College of Information Engineering, Shanghai Maritime University, Shanghai 201306, China.
Polytech Nantes, Bâtiment Ireste, 44300 Nantes, France.
Genes (Basel). 2021 Feb 28;12(3):354. doi: 10.3390/genes12030354.
As a prevalent existing post-transcriptional modification of RNA, N6-methyladenosine (m6A) plays a crucial role in various biological processes. To better radically reveal its regulatory mechanism and provide new insights for drug design, the accurate identification of m6A sites in genome-wide is vital. As the traditional experimental methods are time-consuming and cost-prohibitive, it is necessary to design a more efficient computational method to detect the m6A sites. In this study, we propose a novel cross-species computational method DNN-m6A based on the deep neural network (DNN) to identify m6A sites in multiple tissues of human, mouse and rat. Firstly, binary encoding (BE), tri-nucleotide composition (TNC), enhanced nucleic acid composition (ENAC), -spaced nucleotide pair frequencies (KSNPFs), nucleotide chemical property (NCP), pseudo dinucleotide composition (PseDNC), position-specific nucleotide propensity (PSNP) and position-specific dinucleotide propensity (PSDP) are employed to extract RNA sequence features which are subsequently fused to construct the initial feature vector set. Secondly, we use elastic net to eliminate redundant features while building the optimal feature subset. Finally, the hyper-parameters of DNN are tuned with Bayesian hyper-parameter optimization based on the selected feature subset. The five-fold cross-validation test on training datasets show that the proposed DNN-m6A method outperformed the state-of-the-art method for predicting m6A sites, with an accuracy (ACC) of 73.58%-83.38% and an area under the curve (AUC) of 81.39%-91.04%. Furthermore, the independent datasets achieved an ACC of 72.95%-83.04% and an AUC of 80.79%-91.09%, which shows an excellent generalization ability of our proposed method.

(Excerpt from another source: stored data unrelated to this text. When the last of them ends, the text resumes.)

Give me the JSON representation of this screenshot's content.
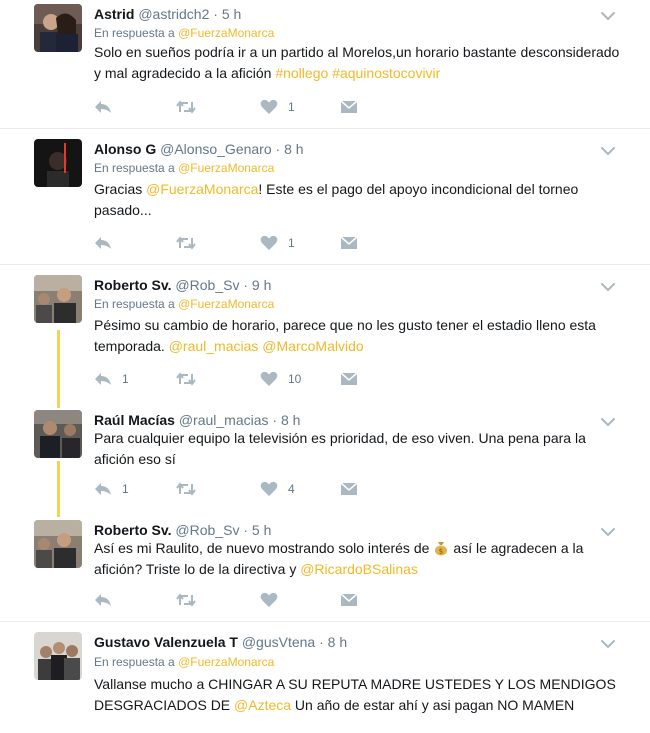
{
  "tweets": [
    {
      "name": "Astrid",
      "handle": "@astridch2",
      "time": "5 h",
      "reply_prefix": "En respuesta a",
      "reply_to": "@FuerzaMonarca",
      "text_a": "Solo en sueños podría ir a un partido al Morelos,un horario bastante desconsiderado y mal agradecido a la afición ",
      "link_a": "#nollego",
      "link_b": "#aquinostocovivir",
      "replies": "",
      "retweets": "",
      "likes": "1"
    },
    {
      "name": "Alonso G",
      "handle": "@Alonso_Genaro",
      "time": "8 h",
      "reply_prefix": "En respuesta a",
      "reply_to": "@FuerzaMonarca",
      "text_a": "Gracias ",
      "link_a": "@FuerzaMonarca",
      "text_b": "! Este es el pago del apoyo incondicional del torneo pasado...",
      "replies": "",
      "retweets": "",
      "likes": "1"
    },
    {
      "name": "Roberto Sv.",
      "handle": "@Rob_Sv",
      "time": "9 h",
      "reply_prefix": "En respuesta a",
      "reply_to": "@FuerzaMonarca",
      "text_a": "Pésimo su cambio de horario, parece que no les gusto tener el estadio lleno esta temporada. ",
      "link_a": "@raul_macias",
      "link_b": "@MarcoMalvido",
      "replies": "1",
      "retweets": "",
      "likes": "10"
    },
    {
      "name": "Raúl Macías",
      "handle": "@raul_macias",
      "time": "8 h",
      "text_a": "Para cualquier equipo la televisión es prioridad, de eso viven. Una pena para la afición eso sí",
      "replies": "1",
      "retweets": "",
      "likes": "4"
    },
    {
      "name": "Roberto Sv.",
      "handle": "@Rob_Sv",
      "time": "5 h",
      "text_a": "Así es mi Raulito, de nuevo mostrando solo interés de",
      "text_b": "así le agradecen a la afición? Triste lo de la directiva y ",
      "link_a": "@RicardoBSalinas",
      "emoji": "money-bag-emoji",
      "replies": "",
      "retweets": "",
      "likes": ""
    },
    {
      "name": "Gustavo Valenzuela T",
      "handle": "@gusVtena",
      "time": "8 h",
      "reply_prefix": "En respuesta a",
      "reply_to": "@FuerzaMonarca",
      "text_a": "Vallanse mucho a CHINGAR A SU REPUTA MADRE USTEDES Y LOS MENDIGOS DESGRACIADOS DE ",
      "link_a": "@Azteca",
      "text_b": " Un año de estar ahí y asi pagan NO MAMEN"
    }
  ],
  "colors": {
    "link": "#f1b928",
    "thread_line": "#f5d35a",
    "muted": "#657786",
    "icon": "#aab8c2",
    "separator": "#e6ecf0"
  },
  "icons": [
    "reply-icon",
    "retweet-icon",
    "like-icon",
    "direct-message-icon",
    "caret-down-icon"
  ]
}
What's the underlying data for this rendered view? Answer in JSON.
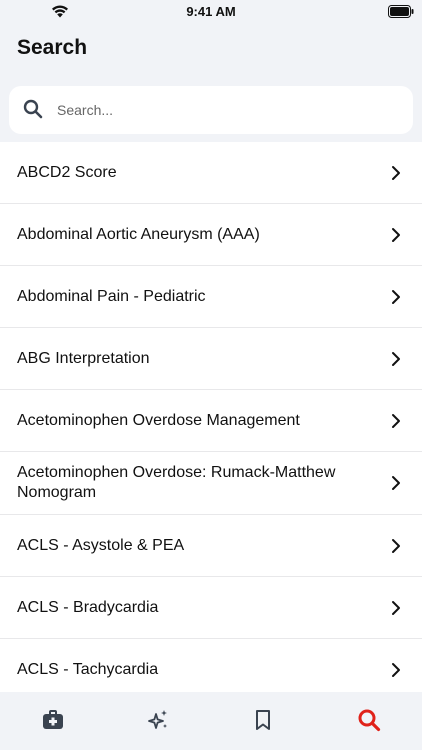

作为 RNA 转录后修饰的一种普遍存在形式,N6-甲基腺苷(m6A)在各种生物过程中发挥着关键作用。为了更好地揭示其调控机制,并为药物设计提供新的见解,在全基因组范围内准确识别 m6A 位点至关重要。由于传统的实验方法既耗时又昂贵,因此有必要设计一种更有效的计算方法来检测 m6A 位点。在这项研究中,我们提出了一种基于深度神经网络(DNN)的新的跨物种计算方法 DNN-m6A,用于识别人类、小鼠和大鼠多种组织中的 m6A 位点。首先,采用二进制编码(BE)、三核苷酸组成(TNC)、增强核酸组成(ENAC)、-间隔核苷酸对频率(KSNPFs)、核苷酸化学性质(NCP)、伪二核苷酸组成(PseDNC)、位置特异性核苷酸倾向性(PSNP)和位置特异性二核苷酸倾向性(PSDP)提取 RNA 序列特征,随后融合构建初始特征向量集。其次,使用弹性网络消除冗余特征,同时构建最优特征子集。最后,基于选定的特征子集,使用贝叶斯超参数优化调整 DNN 的超参数。在训练数据集上的五折交叉验证测试表明,所提出的 DNN-m6A 方法在预测 m6A 位点方面优于最先进的方法,准确率(ACC)为 73.58%-83.38%,曲线下面积(AUC)为 81.39%-91.04%。此外,独立数据集的 ACC 为 72.95%-83.04%,AUC 为 80.79%-91.09%,这表明我们提出的方法具有优异的泛化能力。